Resistance to radiation is a leading goal for materials for nuclear reactors, since those materials tend to fail unpredictably. “Sustaining high levels of radiation, they start to have voids, their volume changes, they lose their ductility and their ability to sustain impact and tensile load,” he says.

His lab is developing radiation-resistant nanomaterials, including materials with carbon nanotubes, graphene or oxide nanowires dispersed uniformly in the material, which provide venues for radiation defects to recombine and heal the radiation damage. “These materials manifest very good thermomechanical properties, they are creep resistant, they have better room temperature strength, and they retain their tensile ductility, but most importantly, they survive high radiation doses,” Li says.

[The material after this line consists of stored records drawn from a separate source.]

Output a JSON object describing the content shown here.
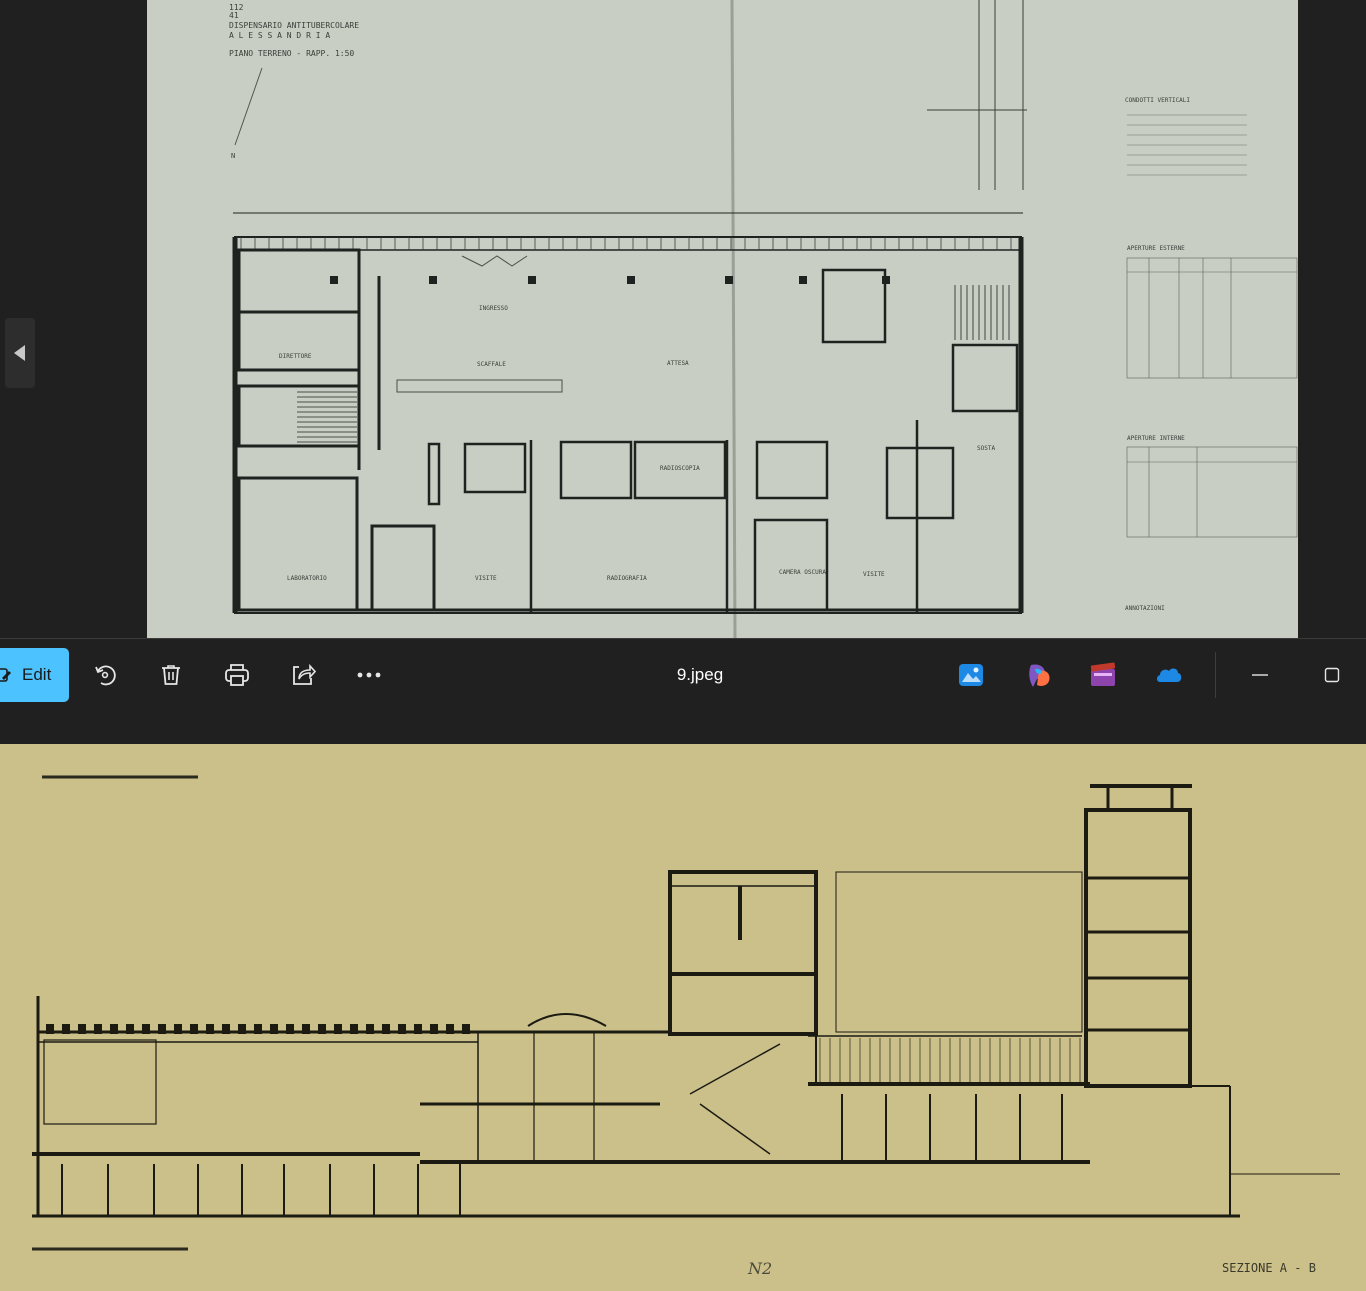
{
  "viewer": {
    "plan_labels": {
      "number_top": "112",
      "number_bottom": "41",
      "title_line1": "DISPENSARIO ANTITUBERCOLARE",
      "title_line2": "A L E S S A N D R I A",
      "title_line3": "PIANO TERRENO - RAPP. 1:50",
      "north": "N",
      "ingresso": "INGRESSO",
      "attesa": "ATTESA",
      "scaffale": "SCAFFALE",
      "radioscopia": "RADIOSCOPIA",
      "radiografia": "RADIOGRAFIA",
      "laboratorio": "LABORATORIO",
      "visite_left": "VISITE",
      "visite_right": "VISITE",
      "camera_oscura": "CAMERA OSCURA",
      "sosta": "SOSTA",
      "direttore": "DIRETTORE",
      "aperture_esterne": "APERTURE ESTERNE",
      "aperture_interne": "APERTURE INTERNE",
      "condotti_verticali": "CONDOTTI VERTICALI",
      "annotazioni": "ANNOTAZIONI"
    }
  },
  "toolbar": {
    "edit_label": "Edit",
    "filename": "9.jpeg",
    "buttons": [
      "rotate-icon",
      "delete-icon",
      "print-icon",
      "share-icon",
      "more-icon"
    ],
    "apps": [
      "photos-app-icon",
      "copilot-app-icon",
      "clipchamp-app-icon",
      "onedrive-app-icon"
    ],
    "window_controls": [
      "minimize-icon",
      "maximize-icon"
    ],
    "accent_color": "#4cc2ff"
  },
  "section": {
    "label_section": "SEZIONE A - B",
    "label_n": "N2"
  }
}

Another major research theme is creating high-temperature nanomaterials. One example is a thermal super-insulator that remains intact up to 1400 degrees C and retains good structural properties. “This is a crystalline zirconate ceramic foam that is very stable both chemically and thermally, with thermal conductivity lower than that of air over a wide temperature range,” he says. “It’s porous, very light, and it can survive large compressive stress as well.”

This ceramic foam could act as a thermal barrier coating for turbine engines, improving their energy efficiency. Li also sees potential applications in high-temperature processing such as chemical fuel production, and in creating lab-on-a-chip devices that require high temperatures.

Collaborating for commercialization

Readying such nanomaterials for manufacturing raises huge barriers. “Generally, to understand materials you only need milligrams of them, but to move to manufacturing, we often need to transition to kilogram or even ton-scale production,” Li says. “For example, we are striving to make batteries that can power a cell phone, and this sort of prototyping process is very important.”

Such prototyping is also quite a challenge in a university setting, he points out. His lab collaborates with industry to scale up nanomaterial fabrication and testing, and connections through the Industrial Liaison Program have proved extremely helpful.

Li also co-directs the MIT Energy Initiative’s new Low-Carbon Energy Center for Materials in Energy and Extreme Environments with Bilge Yildiz, Associate Professor of Nuclear Science and Engineering and of Materials Science and Engineering.

“Materials are pervasive in all aspects of energy generation, storage and transmission,” Li points out. “At our center, we are keen to connect MIT faculty with both traditional fossil-energy companies and renewable energy companies, in all aspects of research that involve both reducing environmental impact and improving the bottom line.”

“We envision having MIT faculty going into the plants to talk with not just management but technical persons and operators in the field to understand the limiting issues and how companies articulate their problems,” he adds. “Faculty then can bring the problems back to MIT with a much stronger and more intimate connection with industry’s technical challenges.”